Non si vota più col portafogli. È una pessima novità culturale
Istituzioni ed economia
La nostalgia del Ventennio, la caccia ai rom o ai "ladri", le mascherate giustizialiste o garantiste sui casi di corruzione tentata, riuscita o malintesa: il “materiale” di questa campagna elettorale è doppiamente tossico. In primo luogo perché accende le passioni maligne di un elettorato disorientato, in cui l’odio diventa il triste surrogato della felicità. In secondo luogo perché dirotta l’attenzione di tutti e la logica di tutto – di qualunque discussione, di qualunque alternativa, di qualunque scelta – a una guerra tra mondi non comunicanti, in cui agli elettori è solo richiesto di decidere da che parte schierarsi e per che vessilli combattere. Guerreggiata a intensità crescente, la guerra civile populista, che non è solo tra M5S e Salvini, ma di tutti contro tutti, di fatto supera e cancella la dimensione della politica come governo, di mezzo di produzione di un prodotto che sia qualcosa di diverso e di più concreto del rimbombo del subconscio collettivo.
Il capolavoro politico del populismo è esattamente nella trasformazione dell’agorà politica - che dal V secolo avanti Cristo, quando venne “inventata” nella polis ateniese, è il luogo e il modo in cui le persone discutono delle scelte di governo e dei loro risultati – in una piazza anonima e indeterminata, in cui gli individui, nella loro singolarità, sono meri “conduttori” di passioni collettive. La comprensibile preoccupazione che il successo populista possa portare la politica oltre la democrazia, dovrebbe essere sopravanzata dal terrore che il populismo faccia pure di peggio traghetti la democrazia oltre la politica e ne faccia, appunto, un mero strumento alienazione collettiva e di condizionamento individuale.
Solo questa dinamica profonda può spiegare l’altrimenti incomprensibile, cioè perché ormai le dinamiche di consenso e i risultati di governo sembrino essere in larga misura indipendenti e comunque non rispondenti a una logica comune. Il successo populista è anche alla base di un fenomeno deteriore e irrazionale, cioè dell’assenza di interesse materiale e di “guadagno” nelle scelte di voto di vasti settori dell’opinione pubblica e in particolare di quelli che versano in condizioni di disagio e perfino di sofferenza economica più marcata. Quanto più platealmente si configura il processo democratico come un mero scambio di prestazioni: “io ti do il voto e tu mi dai...”, tanto più è evidente che la scarsa quantità e qualità delle prestazioni corrisposte non ha ricadute né immediate, né rilevanti sul consenso delle forze populiste.

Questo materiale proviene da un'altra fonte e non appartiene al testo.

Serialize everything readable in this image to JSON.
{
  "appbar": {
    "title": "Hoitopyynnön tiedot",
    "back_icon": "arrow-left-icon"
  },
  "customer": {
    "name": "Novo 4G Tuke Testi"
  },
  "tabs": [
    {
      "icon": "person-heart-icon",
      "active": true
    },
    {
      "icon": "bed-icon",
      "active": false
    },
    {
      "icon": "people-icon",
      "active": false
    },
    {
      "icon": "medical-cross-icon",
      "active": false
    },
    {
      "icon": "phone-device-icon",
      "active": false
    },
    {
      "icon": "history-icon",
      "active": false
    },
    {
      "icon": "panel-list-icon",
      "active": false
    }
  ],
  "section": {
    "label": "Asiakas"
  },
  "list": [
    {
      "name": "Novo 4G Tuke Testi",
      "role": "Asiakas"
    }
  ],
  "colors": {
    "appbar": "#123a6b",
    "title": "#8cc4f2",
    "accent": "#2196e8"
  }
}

Un anno di governo desolante, in cui nessuna promessa e stata mantenuta e nessun impegno adempiuto – dalla “abolizione” della povertà, alla riduzione della pressione fiscale, al rimpatrio di mezzo milione di irregolari – consegnerà a Lega e M5S più voti di quanti ne avevano complessivamente all’inizio di questo annus horribilis. Gli italiani – e non solo loro: si pensi ai britannici – hanno in larga parte smesso di votare col portafoglio, con calcolo magari cinico, ma razionale. Ed è una delle peggiori novità culturali nel tempo nuovo dell’antipolitica di governo.